Rosalind Picard

I want to understand things that interest me, and build things that understand and interest people.

I'd like to figure out how people perceive affect: What is it that tells you when somebody is pleased or displeased with what you did? Then, once we understand this, how can we encode this ability in a machine, so it too can see what pleases or displeases?

If the computer, robot, PDA, or future earring senses that it annoyed you, what should it do? When should it be silent or when should it interrupt you, perhaps even to apologize? How can it make such complex emotion-savvy decisions given limited inputs, limited intelligence, and limited processing resources?

Neuroscientists have provided increasing evidence that the human brain regularly makes complex intelligent decisions quickly without logically considering all the possibilities (which would take too long). The brain apparently does this by using the emotion system to regulate information—to shift attention, to bias what is retrieved and to influence the memory search and decision making process in largely beneficial ways.

This is surprising because we usually think of emotion as making people irrational. But that is only half the story: emotion also appears to be essential for flexible, intelligent, rational thinking.

I want to build systems that are truly flexible and intelligent when it comes to interacting with you. These systems should be judged not just by what they can help you accomplish and how fast, but also by how much you enjoy working with them.

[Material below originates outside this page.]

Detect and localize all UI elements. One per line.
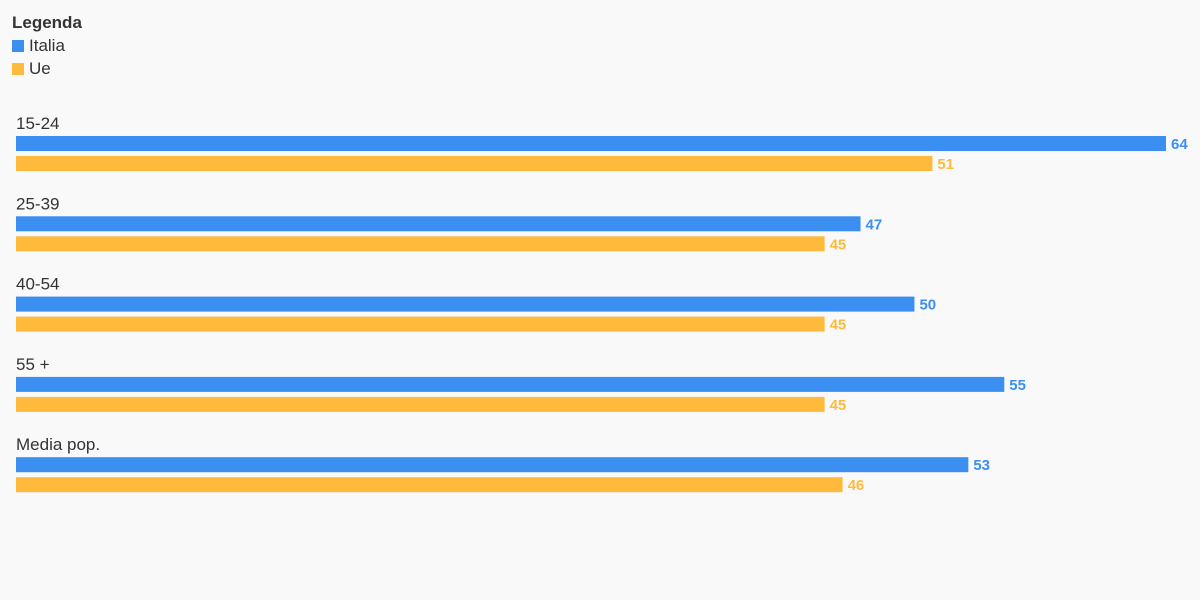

These goals drive my desire to figure out how to quantify states like frustration, stress, and pleasure. I develop tools of engineering to measure affective information from the human body. Lately I have enjoyed learning about fascinating biological processes such as the way small positive emotions lead to more creative thinking, and the ways molecules of emotion carry signals between many organs—showing body-wide information processing. I have been learning about the brain in your gut, with its 100 million neurons and ability to learn, about bodily homeostasis, and quantifying how your heart's beating patterns behave when you are under stress.

An affectively intelligent system has many uses: for instance, as a companion in helping a child better deal with frustration when trying to learn math. The system could see when the child is frustrated, bored, interested, or pleased, help the child to better handle these emotions that naturally occur in learning, and help the child to be a better learner. This involves a host of technical problems, where I benefit from collaboration Lab-wide: from multi-modal affect recognition, to causal reasoning, to synthesizing conversational or other helpful responses. It also involves real-time learning, decision-making, and action selection by the machine from a complex set of inputs, discerning the success or failure of what it just tried, and regulating and adapting its own resources to improve its future attempts.

Or, a wearable affective system might help a smoker who wants to quit identify the stresses that provoke her to relapse (stress has been shown to be the biggest factor), a step toward regaining control. Alternatively, an affective computer might help artists develop new ways to utilize emotional information in musical expression.

Think about it: what could you do with a machine that, literally, reads your heart?